While gardening is one activity that invites rodents, it is not the primary concern. Rough said construction is the number one reason why the rodent population is now scattered all over, especially in Willoughby. “They are taking out a lot of forestry and greenery.
Rats are now looking for new places to nest, and [construction] is the number one reason,” Rough commented.
To learn more about this sudden uptick, Langley Advance Times reached out to Fraser Health.
Although Fraser Health does not track the rat population, they do record the number of complaints.
Data shared by the public health authority revealed a 533-per-cent increase in the number of rodent-related complaints “inspected” in Langley. Fraser Health looked into only three complaints between Jan. 1 and Dec. 31, 2021, but in 2022 they had 19.
Langley recorded the highest percentage increase amongst the 14 communities included in the data, noted Inderjeet Gill, manager of environmental health services for Fraser Health.
“These are estimated results, and may not be 100-per-cent accurate because the system hasn’t yet been updated with the data and there may still be some complaints that people are dealing with,” Gill said.
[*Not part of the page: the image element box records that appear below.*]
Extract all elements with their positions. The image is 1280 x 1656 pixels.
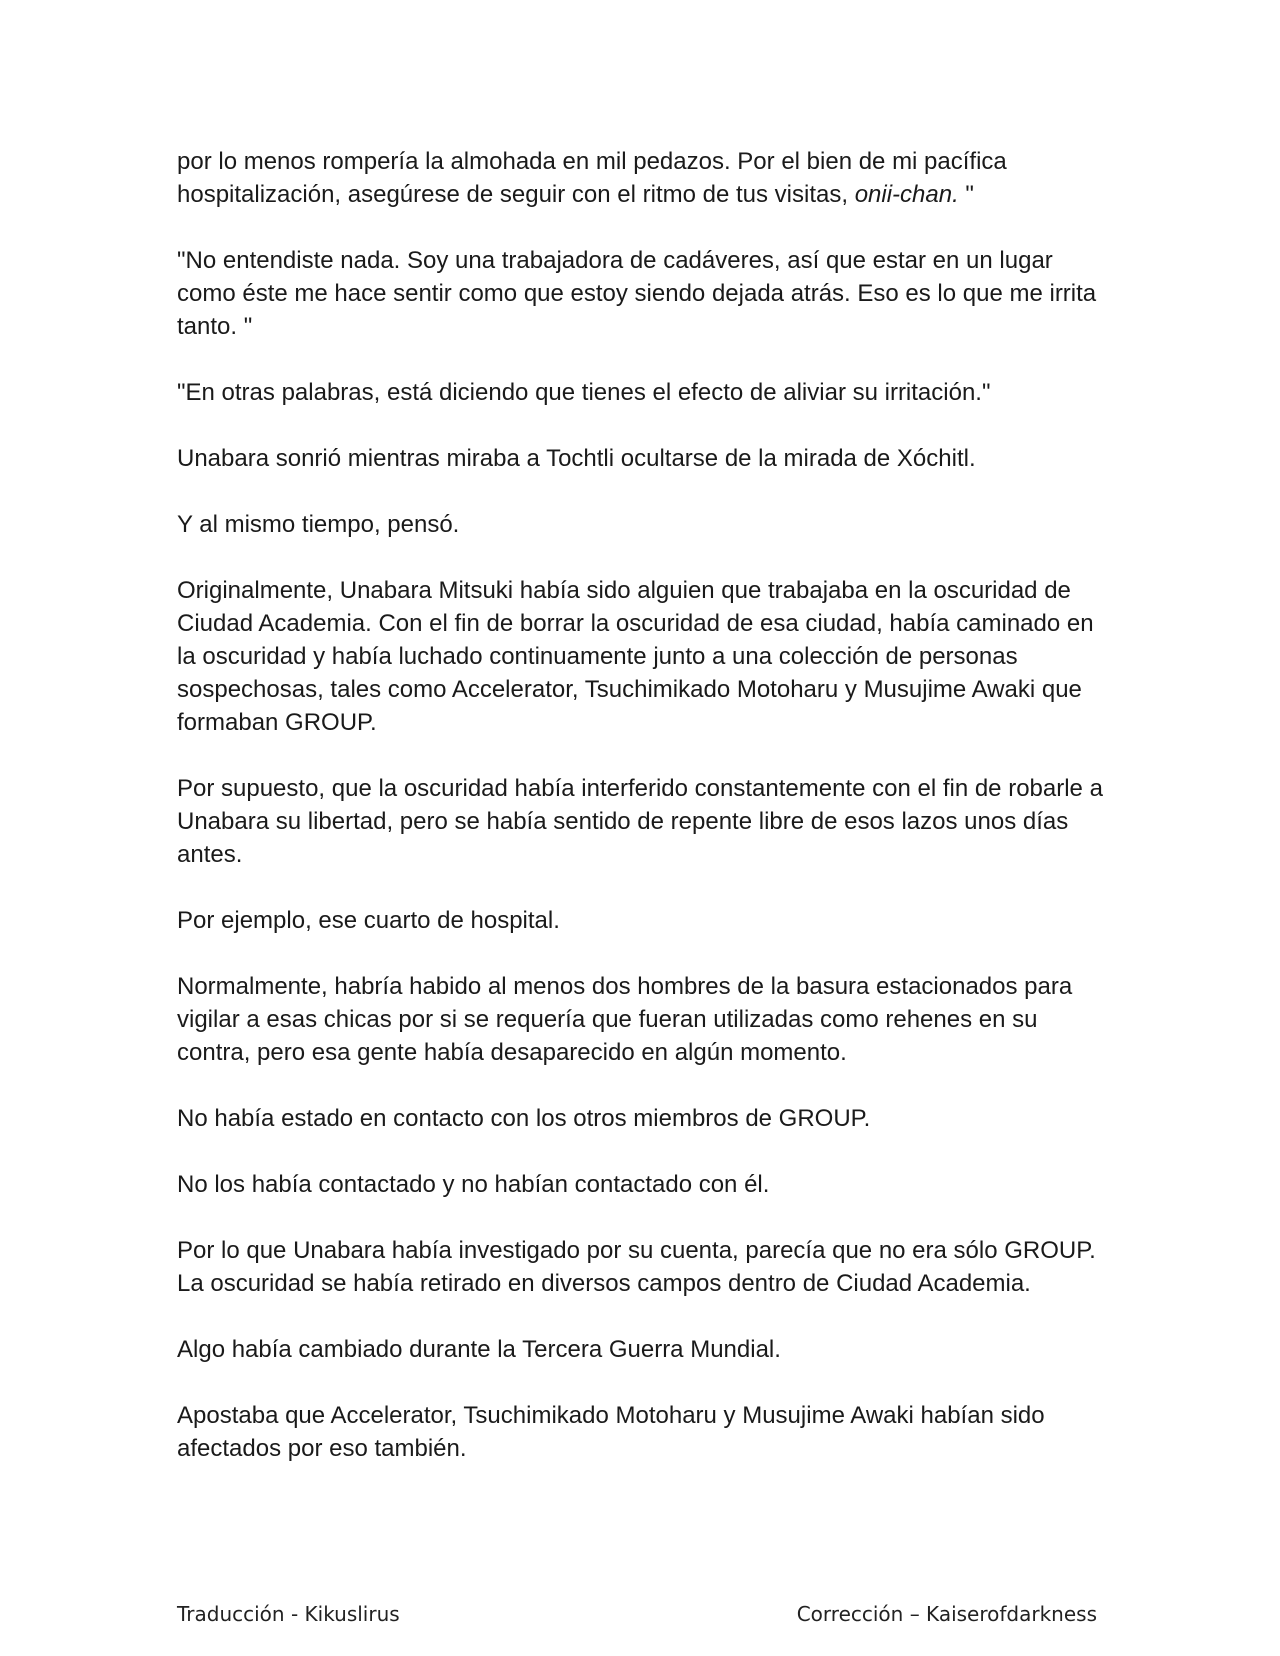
paragraph-6: Originalmente, Unabara Mitsuki había sido alguien que trabajaba en la oscuridad de Ciudad Academia. Con el fin de borrar la oscuridad de esa ciudad, había caminado en la oscuridad y había luchado continuamente junto a una colección de personas sospechosas, tales como Accelerator, Tsuchimikado Motoharu y Musujime Awaki que formaban GROUP. <box>177 577 1094 736</box>
paragraph-4: Unabara sonrió mientras miraba a Tochtli ocultarse de la mirada de Xóchitl. <box>177 445 976 472</box>
paragraph-1-text-before: por lo menos rompería la almohada en mil pedazos. Por el bien de mi pacífica hospitalización, asegúrese de seguir con el ritmo de tus visitas, <box>177 148 1007 208</box>
body-text <box>177 145 1117 1498</box>
paragraph-7: Por supuesto, que la oscuridad había interferido constantemente con el fin de robarle a Unabara su libertad, pero se había sentido de repente libre de esos lazos unos días antes. <box>177 775 1103 868</box>
paragraph-14: Apostaba que Accelerator, Tsuchimikado Motoharu y Musujime Awaki habían sido afectados por eso también. <box>177 1402 1045 1462</box>
paragraph-11: No los había contactado y no habían contactado con él. <box>177 1171 770 1198</box>
page-footer <box>177 1602 1097 1632</box>
paragraph-2: "No entendiste nada. Soy una trabajadora de cadáveres, así que estar en un lugar como éste me hace sentir como que estoy siendo dejada atrás. Eso es lo que me irrita tanto. " <box>177 247 1097 340</box>
paragraph-1-text-after: " <box>958 181 974 208</box>
paragraph-1 <box>177 145 1117 211</box>
paragraph-12: Por lo que Unabara había investigado por su cuenta, parecía que no era sólo GROUP. La oscuridad se había retirado en diversos campos dentro de Ciudad Academia. <box>177 1237 1096 1297</box>
paragraph-9: Normalmente, habría habido al menos dos hombres de la basura estacionados para vigilar a esas chicas por si se requería que fueran utilizadas como rehenes en su contra, pero esa gente había desaparecido en algún momento. <box>177 973 1073 1066</box>
paragraph-10: No había estado en contacto con los otros miembros de GROUP. <box>177 1105 871 1132</box>
footer-correction-credit: Corrección – Kaiserofdarkness <box>796 1602 1097 1626</box>
paragraph-8: Por ejemplo, ese cuarto de hospital. <box>177 907 560 934</box>
footer-translation-credit: Traducción - Kikuslirus <box>177 1602 400 1626</box>
paragraph-3: "En otras palabras, está diciendo que tienes el efecto de aliviar su irritación." <box>177 379 991 406</box>
paragraph-1-italic: onii-chan. <box>854 181 959 208</box>
paragraph-5: Y al mismo tiempo, pensó. <box>177 511 460 538</box>
paragraph-13: Algo había cambiado durante la Tercera Guerra Mundial. <box>177 1336 781 1363</box>
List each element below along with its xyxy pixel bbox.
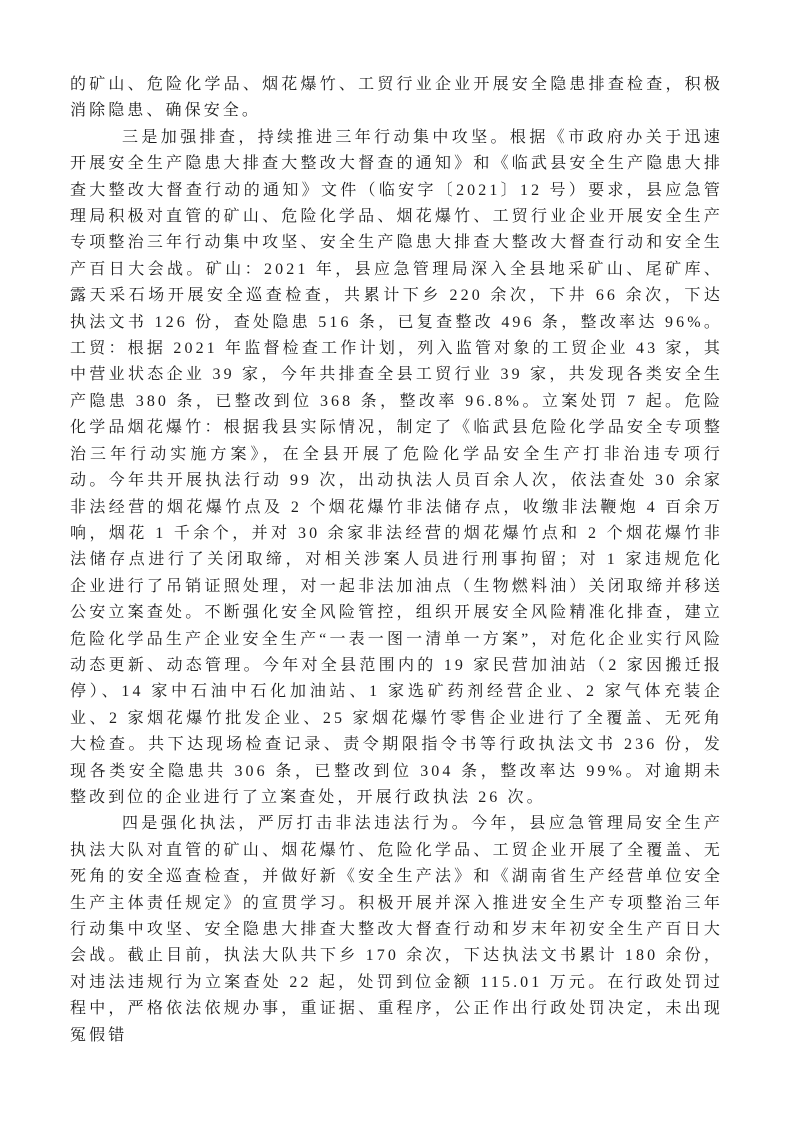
- paragraph-point-four: 四是强化执法，严厉打击非法违法行为。今年，县应急管理局安全生产执法大队对直管的矿山、烟花爆竹、危险化学品、工贸企业开展了全覆盖、无死角的安全巡查检查，并做好新《安全生产法》和《湖南省生产经营单位安全生产主体责任规定》的宣贯学习。积极开展并深入推进安全生产专项整治三年行动集中攻坚、安全隐患大排查大整改大督查行动和岁末年初安全生产百日大会战。截止目前，执法大队共下乡 170 余次，下达执法文书累计 180 余份，对违法违规行为立案查处 22 起，处罚到位金额 115.01 万元。在行政处罚过程中，严格依法依规办事，重证据、重程序，公正作出行政处罚决定，未出现冤假错: [70, 815, 723, 1044]
- paragraph-continuation: 的矿山、危险化学品、烟花爆竹、工贸行业企业开展安全隐患排查检查，积极消除隐患、确保安全。: [70, 76, 723, 120]
- paragraph-point-three: 三是加强排查，持续推进三年行动集中攻坚。根据《市政府办关于迅速开展安全生产隐患大排查大整改大督查的通知》和《临武县安全生产隐患大排查大整改大督查行动的通知》文件（临安字〔2021〕12 号）要求，县应急管理局积极对直管的矿山、危险化学品、烟花爆竹、工贸行业企业开展安全生产专项整治三年行动集中攻坚、安全生产隐患大排查大整改大督查行动和安全生产百日大会战。矿山：2021 年，县应急管理局深入全县地采矿山、尾矿库、露天采石场开展安全巡查检查，共累计下乡 220 余次，下井 66 余次，下达执法文书 126 份，查处隐患 516 条，已复查整改 496 条，整改率达 96%。工贸：根据 2021 年监督检查工作计划，列入监管对象的工贸企业 43 家，其中营业状态企业 39 家，今年共排查全县工贸行业 39 家，共发现各类安全生产隐患 380 条，已整改到位 368 条，整改率 96.8%。立案处罚 7 起。危险化学品烟花爆竹：根据我县实际情况，制定了《临武县危险化学品安全专项整治三年行动实施方案》，在全县开展了危险化学品安全生产打非治违专项行动。今年共开展执法行动 99 次，出动执法人员百余人次，依法查处 30 余家非法经营的烟花爆竹点及 2 个烟花爆竹非法储存点，收缴非法鞭炮 4 百余万响，烟花 1 千余个，并对 30 余家非法经营的烟花爆竹点和 2 个烟花爆竹非法储存点进行了关闭取缔，对相关涉案人员进行刑事拘留；对 1 家违规危化企业进行了吊销证照处理，对一起非法加油点（生物燃料油）关闭取缔并移送公安立案查处。不断强化安全风险管控，组织开展安全风险精准化排查，建立危险化学品生产企业安全生产“一表一图一清单一方案”，对危化企业实行风险动态更新、动态管理。今年对全县范围内的 19 家民营加油站（2 家因搬迁报停）、14 家中石油中石化加油站、1 家选矿药剂经营企业、2 家气体充装企业、2 家烟花爆竹批发企业、25 家烟花爆竹零售企业进行了全覆盖、无死角大检查。共下达现场检查记录、责令期限指令书等行政执法文书 236 份，发现各类安全隐患共 306 条，已整改到位 304 条，整改率达 99%。对逾期未整改到位的企业进行了立案查处，开展行政执法 26 次。: [70, 128, 723, 806]
- document-text-block: [70, 72, 723, 1049]
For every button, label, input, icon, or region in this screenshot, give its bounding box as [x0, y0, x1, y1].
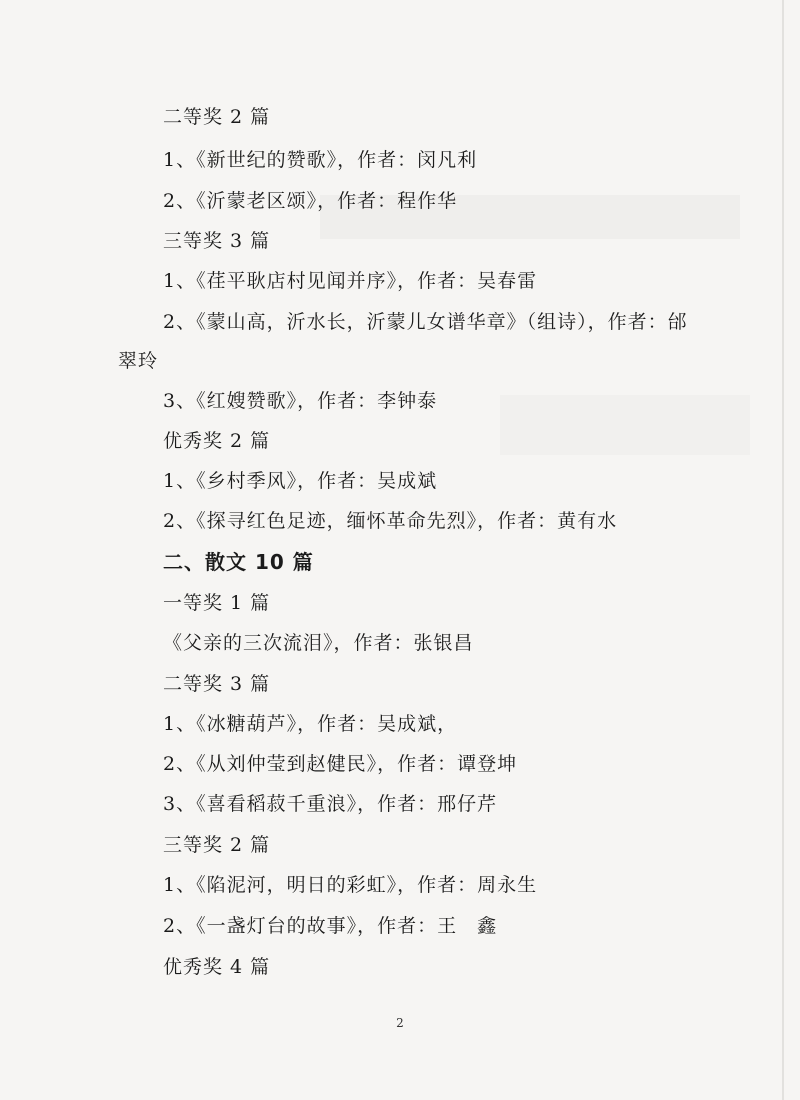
entry-item: 1、《荏平耿店村见闻并序》，作者：吴春雷: [163, 270, 538, 292]
entry-item: 2、《沂蒙老区颂》，作者：程作华: [163, 190, 458, 212]
entry-item: 3、《喜看稻菽千重浪》，作者：邢仔芹: [163, 793, 498, 815]
bleed-through-shading: [500, 395, 750, 455]
entry-item-continuation: 翠玲: [118, 350, 159, 372]
entry-item: 2、《一盏灯台的故事》，作者：王 鑫: [163, 915, 498, 937]
paper-edge-shadow: [782, 0, 784, 1100]
award-level-honorable: 优秀奖 4 篇: [163, 956, 271, 978]
award-level-second: 二等奖 3 篇: [163, 673, 271, 695]
award-level-first: 一等奖 1 篇: [163, 592, 271, 614]
entry-item: 2、《蒙山高，沂水长，沂蒙儿女谱华章》（组诗），作者：邰: [163, 311, 688, 333]
award-level-second: 二等奖 2 篇: [163, 106, 271, 128]
entry-item: 1、《冰糖葫芦》，作者：吴成斌，: [163, 713, 458, 735]
entry-item: 2、《从刘仲莹到赵健民》，作者：谭登坤: [163, 753, 518, 775]
entry-item: 1、《新世纪的赞歌》，作者：闵凡利: [163, 149, 478, 171]
award-level-third: 三等奖 2 篇: [163, 834, 271, 856]
entry-item: 1、《陷泥河，明日的彩虹》，作者：周永生: [163, 874, 538, 896]
page-number: 2: [396, 1016, 404, 1030]
award-level-honorable: 优秀奖 2 篇: [163, 430, 271, 452]
award-level-third: 三等奖 3 篇: [163, 230, 271, 252]
entry-item: 1、《乡村季风》，作者：吴成斌: [163, 470, 438, 492]
section-heading-prose: 二、散文 10 篇: [163, 550, 314, 574]
entry-item: 2、《探寻红色足迹，缅怀革命先烈》，作者：黄有水: [163, 510, 618, 532]
entry-item: 《父亲的三次流泪》，作者：张银昌: [163, 632, 474, 654]
entry-item: 3、《红嫂赞歌》，作者：李钟泰: [163, 390, 438, 412]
Even though the numbers for Langley are already higher, Rough feels there might be more to look into. He feels many businesses, especially restaurants, do not report rodent issues in their facilities to avoid negative attention.
“[Fraser Health] will receive more calls when customers complain to them,” said Rough.
Gill, too, acknowledged that complaints by residents do help Fraser Health with inspections. “We do get complaints that generate inspections right away,” he added.
The Advance Times also reached out to Teri James, City councillor and Downtown Langley Business Association (DLBA) executive director for feedback on the issue. James, however, shared that no local businesses have reached out to the association with any issues relating to rats and rodents.
The City of Langley said it only received three calls last year regarding rodents. Vrstovsek, who is yet to find a permanent solution to get rid of rodents at his home, finds himself feeling helpless.
If the issue is because of construction, then that’s through no fault of his own.
“But I don’t want to let [the issue] go for too long, because I am worried not just for me, but for my mom who lives upstairs and also because [rats are] in the walls… they could chew on the wires,” he said.
“I am just hoping that this gets some attention and that a lot of people who are feeling hesitant or maybe a little ashamed come out and admit that there is this problem going on, Vrstovsek said.
“Because I think it is a big enough problem that warrants some sort of action or at least some attention or perhaps a plan,” he concluded.